The growing body of literature that investigates the influence of experience in lexical processing using corpus-based models is clearly moving toward a graded conceptualisation of the contextual meanings of words (Rodd, 2020). Ultimately, though we have shown the original work of Hoffman et al. (2013) to be flawed, we agree with their initial proposition that the characterisation of lexical ambiguity based on discrete numbers of dictionary definitions presents severe limitations. Future work should move away from this strict definition of ambiguity in favour of a data-driven approach where it is possible to consider graded overlap between word meaning representations, as well as to measure the dispersion of these representations (Beekhuizen et al., 2018). However, this work must be accompanied by deep analysis of the nature of information being captured through these corpus-based approaches. Our work demonstrates that the LSA-based approach as proposed by Hoffman et al. (2013) is not the appropriate tool for this task. The field of natural language processing has seen exceptionally rapid development in the past twenty years, providing a variety of state-of-art techniques that might be more suitable for modelling the distribution of the semantic contents of individual words (Young, Hazarika, Poria, & Cambria, 2017). Future work using more up-to-date models has the potential to capture contextual variation across different words, and ultimately to help us to understand more deeply the nature of lexical experience.

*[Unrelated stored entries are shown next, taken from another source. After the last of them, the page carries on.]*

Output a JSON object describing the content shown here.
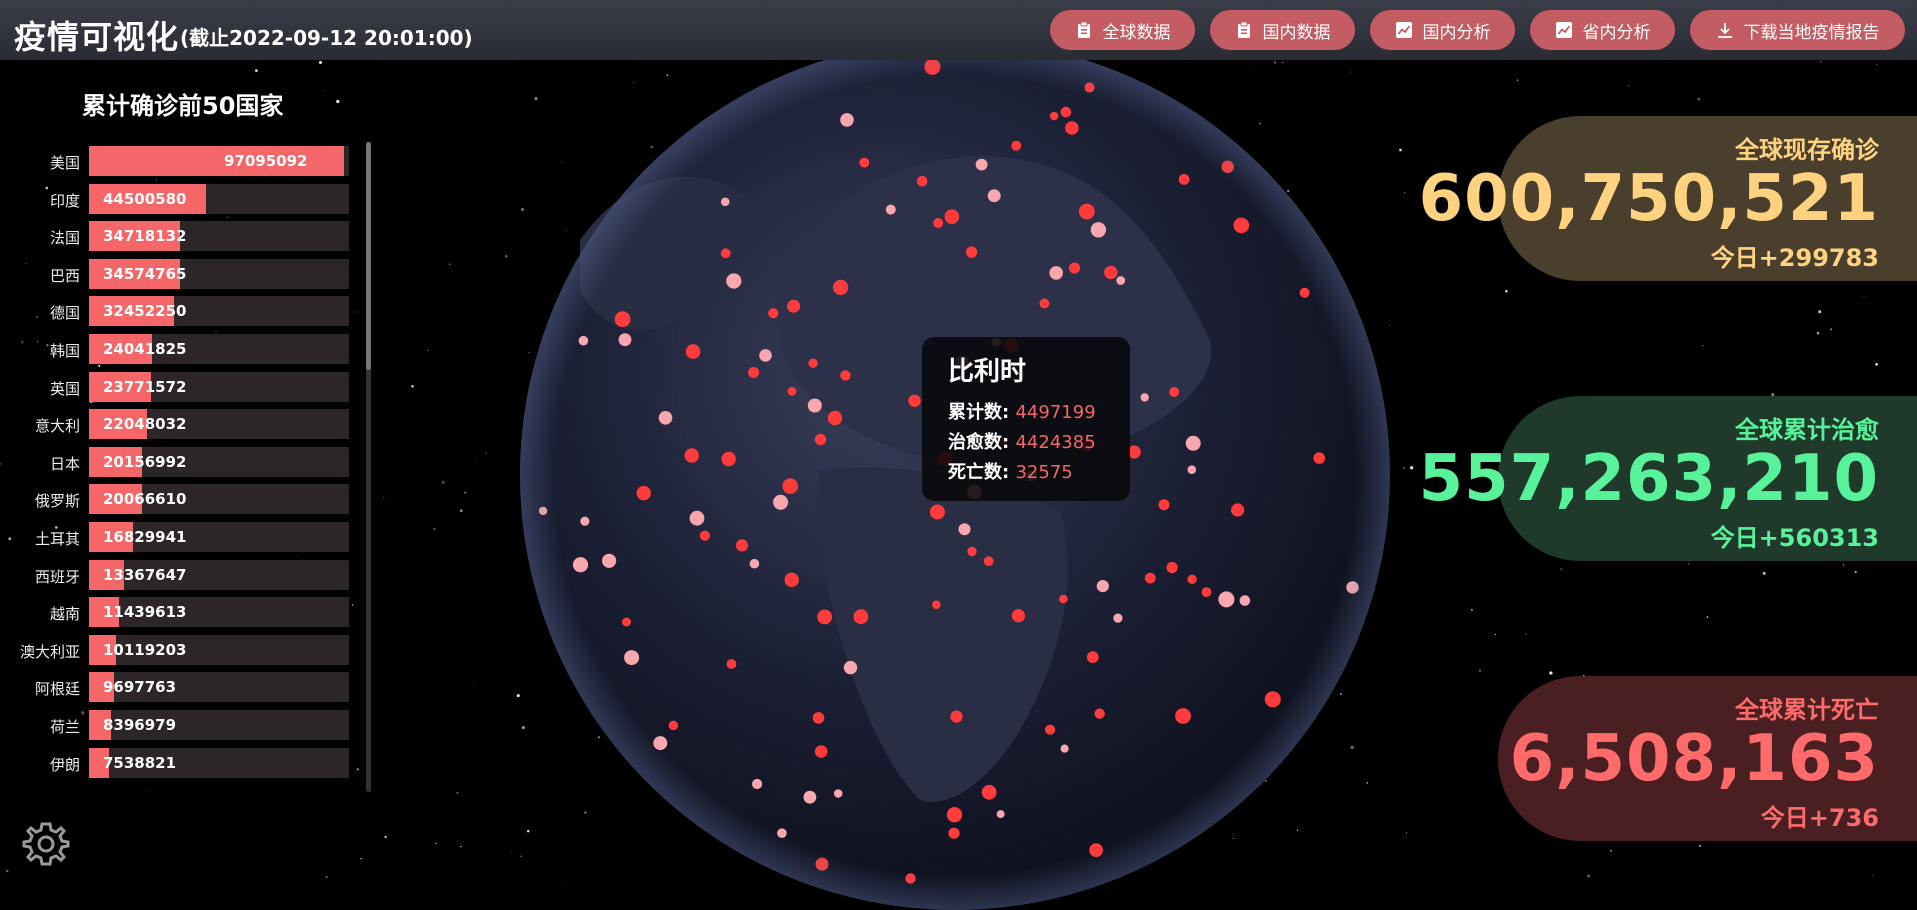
{
  "header": {
    "title": "疫情可视化",
    "subtitle": "(截止2022-09-12 20:01:00)",
    "nav": [
      {
        "label": "全球数据",
        "icon": "clipboard-icon"
      },
      {
        "label": "国内数据",
        "icon": "clipboard-icon"
      },
      {
        "label": "国内分析",
        "icon": "line-chart-icon"
      },
      {
        "label": "省内分析",
        "icon": "line-chart-icon"
      },
      {
        "label": "下载当地疫情报告",
        "icon": "download-icon"
      }
    ]
  },
  "ranking": {
    "title": "累计确诊前50国家",
    "items": [
      {
        "name": "美国",
        "value": 97095092
      },
      {
        "name": "印度",
        "value": 44500580
      },
      {
        "name": "法国",
        "value": 34718132
      },
      {
        "name": "巴西",
        "value": 34574765
      },
      {
        "name": "德国",
        "value": 32452250
      },
      {
        "name": "韩国",
        "value": 24041825
      },
      {
        "name": "英国",
        "value": 23771572
      },
      {
        "name": "意大利",
        "value": 22048032
      },
      {
        "name": "日本",
        "value": 20156992
      },
      {
        "name": "俄罗斯",
        "value": 20066610
      },
      {
        "name": "土耳其",
        "value": 16829941
      },
      {
        "name": "西班牙",
        "value": 13367647
      },
      {
        "name": "越南",
        "value": 11439613
      },
      {
        "name": "澳大利亚",
        "value": 10119203
      },
      {
        "name": "阿根廷",
        "value": 9697763
      },
      {
        "name": "荷兰",
        "value": 8396979
      },
      {
        "name": "伊朗",
        "value": 7538821
      }
    ]
  },
  "tooltip": {
    "name": "比利时",
    "confirmed_label": "累计数:",
    "confirmed": "4497199",
    "cured_label": "治愈数:",
    "cured": "4424385",
    "dead_label": "死亡数:",
    "dead": "32575"
  },
  "stats": {
    "current": {
      "label": "全球现存确诊",
      "value": "600,750,521",
      "today": "今日+299783"
    },
    "cured": {
      "label": "全球累计治愈",
      "value": "557,263,210",
      "today": "今日+560313"
    },
    "dead": {
      "label": "全球累计死亡",
      "value": "6,508,163",
      "today": "今日+736"
    }
  },
  "colors": {
    "nav_button": "#c35c63",
    "bar": "#f46667",
    "current_text": "#ffd27f",
    "current_bg": "#4a3f2c",
    "cured_text": "#58f29a",
    "cured_bg": "#1f3a2a",
    "dead_text": "#ff6b6b",
    "dead_bg": "#4a1f22"
  }
}
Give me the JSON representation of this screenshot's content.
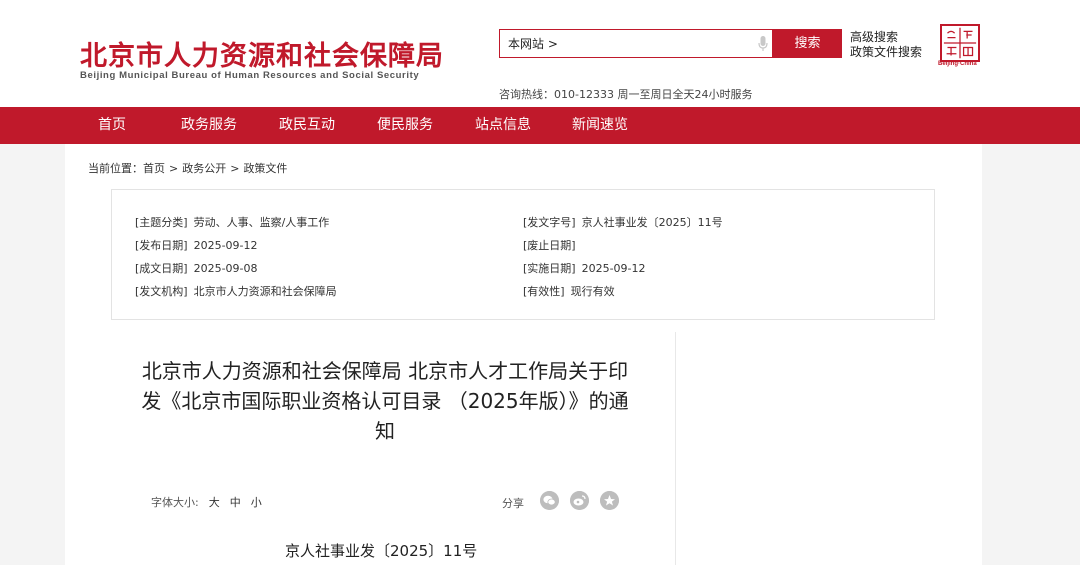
{
  "header": {
    "logo_cn": "北京市人力资源和社会保障局",
    "logo_en": "Beijing Municipal Bureau of Human Resources and Social Security",
    "search_scope": "本网站 >",
    "search_button": "搜索",
    "advanced_search": "高级搜索",
    "policy_search": "政策文件搜索",
    "hotline": "咨询热线：010-12333 周一至周日全天24小时服务",
    "seal_en": "Beijing·China",
    "accent_color": "#c0192b"
  },
  "nav": [
    {
      "label": "首页"
    },
    {
      "label": "政务服务"
    },
    {
      "label": "政民互动"
    },
    {
      "label": "便民服务"
    },
    {
      "label": "站点信息"
    },
    {
      "label": "新闻速览"
    }
  ],
  "breadcrumb": {
    "prefix": "当前位置：",
    "items": [
      "首页",
      "政务公开",
      "政策文件"
    ],
    "separator": ">"
  },
  "meta": {
    "topic": {
      "label": "[主题分类]",
      "value": "劳动、人事、监察/人事工作"
    },
    "doc_no": {
      "label": "[发文字号]",
      "value": "京人社事业发〔2025〕11号"
    },
    "publish_date": {
      "label": "[发布日期]",
      "value": "2025-09-12"
    },
    "abolish_date": {
      "label": "[废止日期]",
      "value": ""
    },
    "created_date": {
      "label": "[成文日期]",
      "value": "2025-09-08"
    },
    "effective_date": {
      "label": "[实施日期]",
      "value": "2025-09-12"
    },
    "issuer": {
      "label": "[发文机构]",
      "value": "北京市人力资源和社会保障局"
    },
    "validity": {
      "label": "[有效性]",
      "value": "现行有效"
    }
  },
  "document": {
    "title": "北京市人力资源和社会保障局 北京市人才工作局关于印发《北京市国际职业资格认可目录 （2025年版）》的通知",
    "font_size_label": "字体大小:",
    "font_sizes": [
      "大",
      "中",
      "小"
    ],
    "share_label": "分享",
    "share_icons": [
      "wechat-icon",
      "weibo-icon",
      "star-icon"
    ],
    "doc_number": "京人社事业发〔2025〕11号"
  }
}
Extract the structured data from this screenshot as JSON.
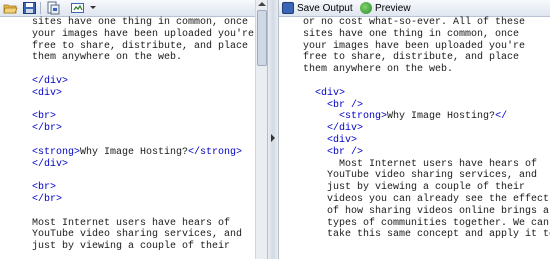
{
  "left_toolbar": {
    "icons": [
      "open-folder-icon",
      "save-icon",
      "open-file-icon",
      "settings-icon"
    ]
  },
  "right_toolbar": {
    "save_output": "Save Output",
    "preview": "Preview"
  },
  "left_code": [
    "sites have one thing in common, once",
    "your images have been uploaded you're",
    "free to share, distribute, and place",
    "them anywhere on the web.",
    "",
    "</div>",
    "<div>",
    "",
    "<br>",
    "</br>",
    "",
    "<strong>Why Image Hosting?</strong>",
    "</div>",
    "",
    "<br>",
    "</br>",
    "",
    "Most Internet users have hears of",
    "YouTube video sharing services, and",
    "just by viewing a couple of their"
  ],
  "right_code": [
    "or no cost what-so-ever. All of these",
    "sites have one thing in common, once",
    "your images have been uploaded you're",
    "free to share, distribute, and place",
    "them anywhere on the web.",
    "",
    "  <div>",
    "    <br />",
    "      <strong>Why Image Hosting?</",
    "    </div>",
    "    <div>",
    "    <br />",
    "      Most Internet users have hears of",
    "    YouTube video sharing services, and",
    "    just by viewing a couple of their",
    "    videos you can already see the effect",
    "    of how sharing videos online brings all",
    "    types of communities together. We can",
    "    take this same concept and apply it to"
  ],
  "colors": {
    "tag": "#0000c8",
    "text": "#1a1a1a"
  }
}
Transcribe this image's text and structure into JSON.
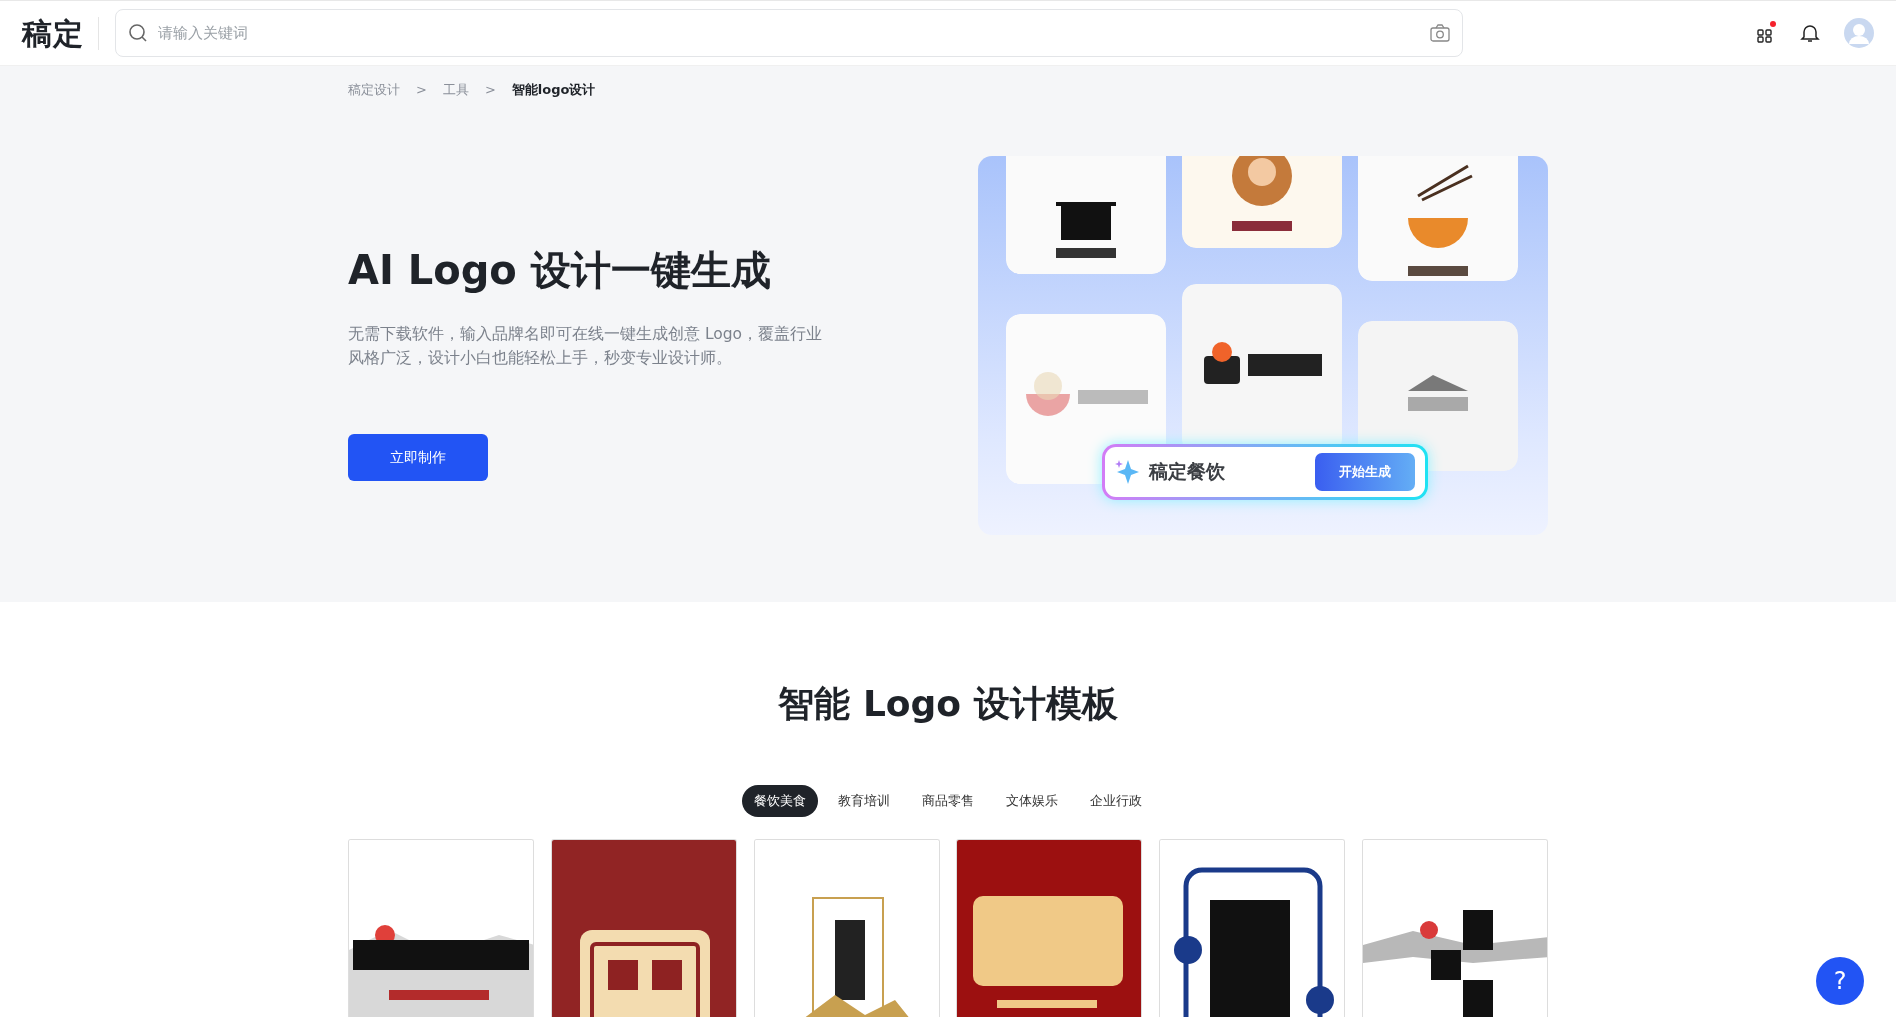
{
  "header": {
    "logo": "稿定",
    "search": {
      "placeholder": "请输入关键词"
    },
    "notification_dot": true
  },
  "breadcrumb": [
    {
      "label": "稿定设计",
      "current": false
    },
    {
      "label": "工具",
      "current": false
    },
    {
      "label": "智能logo设计",
      "current": true
    }
  ],
  "breadcrumb_separator": ">",
  "hero": {
    "title": "AI Logo 设计一键生成",
    "description": "无需下载软件，输入品牌名即可在线一键生成创意 Logo，覆盖行业风格广泛，设计小白也能轻松上手，秒变专业设计师。",
    "button": "立即制作",
    "demo": {
      "input_value": "稿定餐饮",
      "button": "开始生成"
    }
  },
  "templates": {
    "title": "智能 Logo 设计模板",
    "tabs": [
      {
        "label": "餐饮美食",
        "selected": true
      },
      {
        "label": "教育培训",
        "selected": false
      },
      {
        "label": "商品零售",
        "selected": false
      },
      {
        "label": "文体娱乐",
        "selected": false
      },
      {
        "label": "企业行政",
        "selected": false
      }
    ]
  },
  "help_button": "?"
}
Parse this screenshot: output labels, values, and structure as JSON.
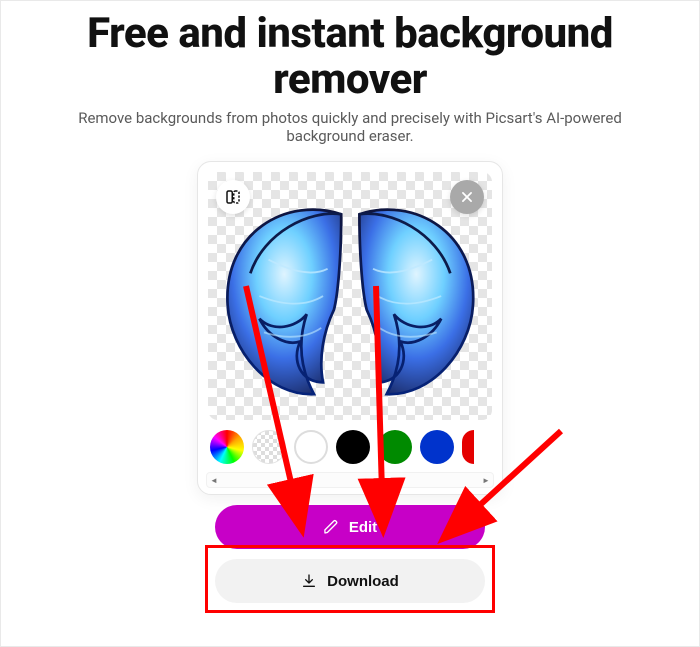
{
  "header": {
    "title": "Free and instant background remover",
    "subtitle": "Remove backgrounds from photos quickly and precisely with Picsart's AI-powered background eraser."
  },
  "preview": {
    "compare_icon": "compare-icon",
    "close_icon": "close-icon"
  },
  "swatches": [
    {
      "name": "color-picker",
      "type": "rainbow"
    },
    {
      "name": "transparent",
      "type": "transparent"
    },
    {
      "name": "white",
      "type": "white",
      "color": "#ffffff"
    },
    {
      "name": "black",
      "type": "solid",
      "color": "#000000"
    },
    {
      "name": "green",
      "type": "solid",
      "color": "#008a00"
    },
    {
      "name": "blue",
      "type": "solid",
      "color": "#0033cc"
    },
    {
      "name": "red",
      "type": "solid",
      "color": "#e40000"
    }
  ],
  "buttons": {
    "edit_label": "Edit",
    "download_label": "Download"
  }
}
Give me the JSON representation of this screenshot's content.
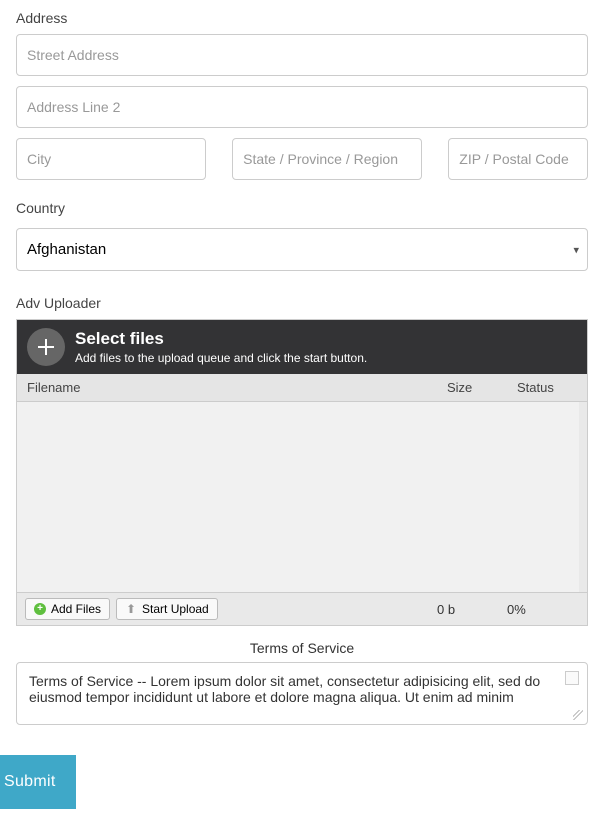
{
  "address": {
    "label": "Address",
    "street_placeholder": "Street Address",
    "line2_placeholder": "Address Line 2",
    "city_placeholder": "City",
    "state_placeholder": "State / Province / Region",
    "zip_placeholder": "ZIP / Postal Code"
  },
  "country": {
    "label": "Country",
    "selected": "Afghanistan"
  },
  "uploader": {
    "section_label": "Adv Uploader",
    "title": "Select files",
    "subtitle": "Add files to the upload queue and click the start button.",
    "col_filename": "Filename",
    "col_size": "Size",
    "col_status": "Status",
    "add_files_label": "Add Files",
    "start_upload_label": "Start Upload",
    "footer_size": "0 b",
    "footer_status": "0%"
  },
  "tos": {
    "label": "Terms of Service",
    "text": "Terms of Service -- Lorem ipsum dolor sit amet, consectetur adipisicing elit, sed do eiusmod tempor incididunt ut labore et dolore magna aliqua. Ut enim ad minim"
  },
  "submit": {
    "label": "Submit"
  }
}
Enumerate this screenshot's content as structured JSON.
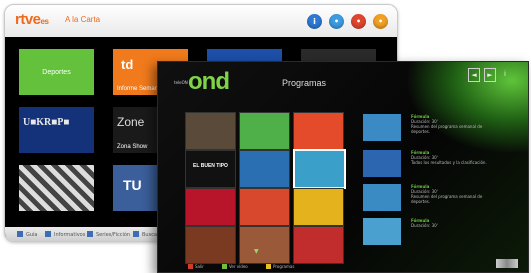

To summarise, we sought to investigate the relationship between the semantic diversity measure described by Hoffman et al. (2013) and lexical ambiguity. We implemented LSA-based context vectors from which we derived their semantic diversity metric, and we demonstrated that this metric is associated with the speed of word recognition and reading aloud as previously observed in the literature. Despite Hoffman et al.’s (2013) original claims that their measure of semantic diversity and lexical ambiguity are closely related, we found no evidence that effects of lexical ambiguity on word recognition could be ascribed to semantic diversity. Further analysis of the LSA-based context vectors used to derive their semantic diversity metric revealed that they do not sensitively capture information about the different contextual meanings of individual words, and the measure appears instead to encode more general information about the manner in which words occur within a corpus. Thus, we proposed the term textual diversity as a better fit for describing the semantic diversity metric defined by Hoffman et al. (2013). These findings have important theoretical implications for understanding why this metric facilitates word recognition.